Despite this achievement, Rudman also drew attention to Nigeria’s underdeveloped internet infrastructure, noting, “With a population comparable to Brazil, Nigeria has only 257 autonomous system numbers (ASNs), far fewer than Brazil’s 10,000 and South Africa’s 770. This is a major indicator of how few networks we have offering services.”

He highlighted the dominance of mobile internet access, stating that 99 percent of internet access in Nigeria is mobile-based, with many regions still limited to 2G or 3G networks.

“Some states with populations in the millions lack a single network with an ASN. That is a crisis. Even institutions with technical capacity remain unconnected. Out of 22 financial institutions, only the Central Bank of Nigeria is connected to IXPN,” he stated, also criticizing the insufficient interconnectivity among Nigerian universities.
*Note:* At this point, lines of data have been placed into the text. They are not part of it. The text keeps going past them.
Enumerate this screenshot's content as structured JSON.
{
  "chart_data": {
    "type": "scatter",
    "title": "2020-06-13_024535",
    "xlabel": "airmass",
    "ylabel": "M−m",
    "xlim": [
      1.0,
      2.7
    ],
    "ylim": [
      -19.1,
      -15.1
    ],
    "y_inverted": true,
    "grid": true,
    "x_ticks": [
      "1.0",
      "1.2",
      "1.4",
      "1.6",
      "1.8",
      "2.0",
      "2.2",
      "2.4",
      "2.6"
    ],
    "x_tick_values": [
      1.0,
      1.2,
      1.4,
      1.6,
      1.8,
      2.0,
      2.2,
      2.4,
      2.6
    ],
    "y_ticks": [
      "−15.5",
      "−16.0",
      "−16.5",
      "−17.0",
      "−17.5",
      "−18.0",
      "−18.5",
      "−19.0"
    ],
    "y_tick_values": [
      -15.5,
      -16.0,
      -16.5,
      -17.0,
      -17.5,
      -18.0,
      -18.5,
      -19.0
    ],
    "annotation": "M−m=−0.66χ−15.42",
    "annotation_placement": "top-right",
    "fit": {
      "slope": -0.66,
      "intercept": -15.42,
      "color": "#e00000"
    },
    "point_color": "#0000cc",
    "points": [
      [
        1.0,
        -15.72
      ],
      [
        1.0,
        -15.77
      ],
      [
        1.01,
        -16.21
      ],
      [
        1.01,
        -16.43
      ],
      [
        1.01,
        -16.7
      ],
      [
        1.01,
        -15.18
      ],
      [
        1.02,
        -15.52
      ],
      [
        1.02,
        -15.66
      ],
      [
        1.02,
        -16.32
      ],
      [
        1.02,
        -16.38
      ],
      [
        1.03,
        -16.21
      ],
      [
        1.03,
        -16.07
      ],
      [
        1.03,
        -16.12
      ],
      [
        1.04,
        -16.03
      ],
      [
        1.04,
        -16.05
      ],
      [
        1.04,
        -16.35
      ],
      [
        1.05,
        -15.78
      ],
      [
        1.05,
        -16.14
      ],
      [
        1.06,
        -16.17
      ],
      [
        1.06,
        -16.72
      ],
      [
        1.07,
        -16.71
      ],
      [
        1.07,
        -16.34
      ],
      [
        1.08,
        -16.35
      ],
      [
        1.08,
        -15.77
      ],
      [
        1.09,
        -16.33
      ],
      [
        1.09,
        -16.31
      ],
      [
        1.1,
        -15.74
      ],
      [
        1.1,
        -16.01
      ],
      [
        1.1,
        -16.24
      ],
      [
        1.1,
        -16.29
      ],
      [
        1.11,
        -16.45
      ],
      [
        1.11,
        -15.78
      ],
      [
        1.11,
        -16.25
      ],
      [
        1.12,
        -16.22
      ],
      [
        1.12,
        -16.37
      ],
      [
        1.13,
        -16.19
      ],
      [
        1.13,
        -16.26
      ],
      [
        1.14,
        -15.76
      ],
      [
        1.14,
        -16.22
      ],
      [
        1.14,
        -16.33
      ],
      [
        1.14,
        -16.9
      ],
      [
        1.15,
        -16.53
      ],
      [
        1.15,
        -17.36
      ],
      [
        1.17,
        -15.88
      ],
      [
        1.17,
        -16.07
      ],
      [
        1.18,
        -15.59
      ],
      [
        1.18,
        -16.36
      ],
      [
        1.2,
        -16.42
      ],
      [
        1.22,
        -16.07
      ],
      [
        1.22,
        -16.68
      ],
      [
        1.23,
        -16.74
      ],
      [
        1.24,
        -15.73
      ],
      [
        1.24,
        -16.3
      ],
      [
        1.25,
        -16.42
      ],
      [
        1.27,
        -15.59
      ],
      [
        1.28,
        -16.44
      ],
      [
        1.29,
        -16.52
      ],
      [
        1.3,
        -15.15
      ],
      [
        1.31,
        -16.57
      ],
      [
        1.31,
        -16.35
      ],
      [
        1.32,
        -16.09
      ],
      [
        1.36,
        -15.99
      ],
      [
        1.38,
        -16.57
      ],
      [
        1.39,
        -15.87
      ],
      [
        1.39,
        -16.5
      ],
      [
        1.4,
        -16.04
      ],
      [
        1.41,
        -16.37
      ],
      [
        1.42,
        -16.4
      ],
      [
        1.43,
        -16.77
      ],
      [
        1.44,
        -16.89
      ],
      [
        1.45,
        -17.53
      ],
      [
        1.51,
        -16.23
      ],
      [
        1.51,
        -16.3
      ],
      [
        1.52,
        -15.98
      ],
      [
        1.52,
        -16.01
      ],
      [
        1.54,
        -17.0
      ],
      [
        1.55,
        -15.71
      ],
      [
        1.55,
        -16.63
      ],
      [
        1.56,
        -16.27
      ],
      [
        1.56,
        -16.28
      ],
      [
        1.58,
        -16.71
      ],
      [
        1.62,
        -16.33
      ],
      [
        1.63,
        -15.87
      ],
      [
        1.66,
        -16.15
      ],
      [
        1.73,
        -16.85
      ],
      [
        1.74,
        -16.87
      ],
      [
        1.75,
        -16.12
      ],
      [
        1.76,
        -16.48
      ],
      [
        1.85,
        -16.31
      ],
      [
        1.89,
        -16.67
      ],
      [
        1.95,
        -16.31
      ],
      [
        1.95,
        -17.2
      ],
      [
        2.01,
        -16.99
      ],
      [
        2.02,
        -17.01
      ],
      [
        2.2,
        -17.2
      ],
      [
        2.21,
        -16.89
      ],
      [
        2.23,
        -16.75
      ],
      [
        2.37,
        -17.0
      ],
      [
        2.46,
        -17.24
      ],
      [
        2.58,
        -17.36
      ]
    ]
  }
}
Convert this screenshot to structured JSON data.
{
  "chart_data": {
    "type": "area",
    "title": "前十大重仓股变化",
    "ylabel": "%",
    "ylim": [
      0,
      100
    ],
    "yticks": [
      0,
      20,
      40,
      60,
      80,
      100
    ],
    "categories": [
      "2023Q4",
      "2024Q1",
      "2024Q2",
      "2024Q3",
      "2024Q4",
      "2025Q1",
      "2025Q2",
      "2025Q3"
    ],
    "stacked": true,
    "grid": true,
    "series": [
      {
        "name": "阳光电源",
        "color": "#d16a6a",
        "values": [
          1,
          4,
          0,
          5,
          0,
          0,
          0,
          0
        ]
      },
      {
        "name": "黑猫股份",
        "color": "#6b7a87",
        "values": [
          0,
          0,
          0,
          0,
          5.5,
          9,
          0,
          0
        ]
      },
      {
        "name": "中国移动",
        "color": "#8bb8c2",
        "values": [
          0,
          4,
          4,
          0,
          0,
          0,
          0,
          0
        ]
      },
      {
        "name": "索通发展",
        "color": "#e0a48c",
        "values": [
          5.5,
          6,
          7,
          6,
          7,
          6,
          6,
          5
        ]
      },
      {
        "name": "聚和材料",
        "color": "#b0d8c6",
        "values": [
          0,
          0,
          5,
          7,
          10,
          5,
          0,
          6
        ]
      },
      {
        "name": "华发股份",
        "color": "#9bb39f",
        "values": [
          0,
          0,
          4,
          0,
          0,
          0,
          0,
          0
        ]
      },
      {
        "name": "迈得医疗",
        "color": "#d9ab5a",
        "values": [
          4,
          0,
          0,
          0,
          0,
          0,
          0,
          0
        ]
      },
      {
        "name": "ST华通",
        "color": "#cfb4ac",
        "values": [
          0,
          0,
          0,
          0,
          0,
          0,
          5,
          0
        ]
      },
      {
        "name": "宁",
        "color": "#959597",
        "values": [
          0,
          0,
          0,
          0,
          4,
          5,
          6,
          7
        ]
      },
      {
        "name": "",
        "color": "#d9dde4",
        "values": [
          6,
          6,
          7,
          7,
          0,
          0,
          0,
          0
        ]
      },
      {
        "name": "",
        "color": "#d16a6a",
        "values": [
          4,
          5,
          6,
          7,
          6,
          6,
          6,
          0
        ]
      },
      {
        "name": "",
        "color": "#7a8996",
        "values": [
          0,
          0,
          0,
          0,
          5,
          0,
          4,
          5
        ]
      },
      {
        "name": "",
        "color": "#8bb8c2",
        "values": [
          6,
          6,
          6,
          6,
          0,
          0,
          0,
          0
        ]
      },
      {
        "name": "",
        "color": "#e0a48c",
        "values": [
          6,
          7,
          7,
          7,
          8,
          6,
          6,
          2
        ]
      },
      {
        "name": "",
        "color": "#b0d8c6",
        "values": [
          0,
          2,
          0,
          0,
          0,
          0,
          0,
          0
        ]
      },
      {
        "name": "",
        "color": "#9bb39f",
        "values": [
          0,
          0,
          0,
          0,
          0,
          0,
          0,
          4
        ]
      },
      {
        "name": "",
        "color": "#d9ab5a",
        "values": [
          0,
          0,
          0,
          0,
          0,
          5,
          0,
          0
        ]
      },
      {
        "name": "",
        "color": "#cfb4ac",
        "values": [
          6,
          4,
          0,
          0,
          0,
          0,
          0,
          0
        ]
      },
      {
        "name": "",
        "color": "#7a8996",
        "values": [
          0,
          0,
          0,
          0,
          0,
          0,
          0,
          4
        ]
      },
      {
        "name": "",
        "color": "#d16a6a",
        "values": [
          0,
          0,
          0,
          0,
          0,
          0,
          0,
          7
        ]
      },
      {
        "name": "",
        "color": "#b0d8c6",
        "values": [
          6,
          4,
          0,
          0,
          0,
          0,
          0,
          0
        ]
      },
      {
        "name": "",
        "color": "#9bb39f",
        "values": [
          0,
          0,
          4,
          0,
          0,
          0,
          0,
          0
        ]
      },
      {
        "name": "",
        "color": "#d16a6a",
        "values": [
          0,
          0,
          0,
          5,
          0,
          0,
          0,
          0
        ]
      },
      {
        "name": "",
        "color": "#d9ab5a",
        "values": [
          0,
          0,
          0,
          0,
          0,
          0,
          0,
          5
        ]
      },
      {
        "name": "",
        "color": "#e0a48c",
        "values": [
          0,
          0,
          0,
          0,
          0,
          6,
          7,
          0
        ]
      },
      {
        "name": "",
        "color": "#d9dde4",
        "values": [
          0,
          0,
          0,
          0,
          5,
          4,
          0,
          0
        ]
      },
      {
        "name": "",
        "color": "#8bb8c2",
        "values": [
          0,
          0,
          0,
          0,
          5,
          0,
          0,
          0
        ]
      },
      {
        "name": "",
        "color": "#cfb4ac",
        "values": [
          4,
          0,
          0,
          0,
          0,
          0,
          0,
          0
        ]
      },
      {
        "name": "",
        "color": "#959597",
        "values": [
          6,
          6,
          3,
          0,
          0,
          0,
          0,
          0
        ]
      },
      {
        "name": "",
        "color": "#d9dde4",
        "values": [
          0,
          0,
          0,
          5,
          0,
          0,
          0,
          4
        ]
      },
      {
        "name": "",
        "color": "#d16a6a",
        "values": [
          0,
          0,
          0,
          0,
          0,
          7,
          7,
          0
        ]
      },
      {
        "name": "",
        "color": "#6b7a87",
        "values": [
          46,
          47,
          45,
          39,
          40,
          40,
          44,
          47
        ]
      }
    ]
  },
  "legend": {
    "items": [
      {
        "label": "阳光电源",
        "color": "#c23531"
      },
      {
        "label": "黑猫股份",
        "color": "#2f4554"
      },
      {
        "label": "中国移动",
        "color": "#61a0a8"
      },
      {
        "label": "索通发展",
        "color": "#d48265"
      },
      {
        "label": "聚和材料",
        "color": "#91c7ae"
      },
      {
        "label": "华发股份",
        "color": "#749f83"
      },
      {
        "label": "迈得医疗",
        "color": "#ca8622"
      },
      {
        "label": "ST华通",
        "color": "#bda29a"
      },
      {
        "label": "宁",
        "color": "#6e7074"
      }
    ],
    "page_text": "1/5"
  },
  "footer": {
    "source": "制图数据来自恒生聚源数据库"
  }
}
Mr Rudman proposed the development of regional hubs, suggesting that a city like Kano could host Hausa language content and attract neighboring countries to connect through Nigeria, similar to South Africa’s role in Southern Africa.

To realize this vision, he advocated for investments in community networks, regulatory incentives, and support for local Internet Service Providers (ISPs). “The number of ISPs in Nigeria is shrinking. That’s a red flag. We need to reverse that trend to truly become a digital leader,” he advised.

He called for greater collaboration among regulators, stakeholders, and the media to identify and address the gaps within Nigeria’s digital ecosystem.

“We are all Nigerians. We want Nigeria to be a better place. Let’s work together to solve this,” he urged.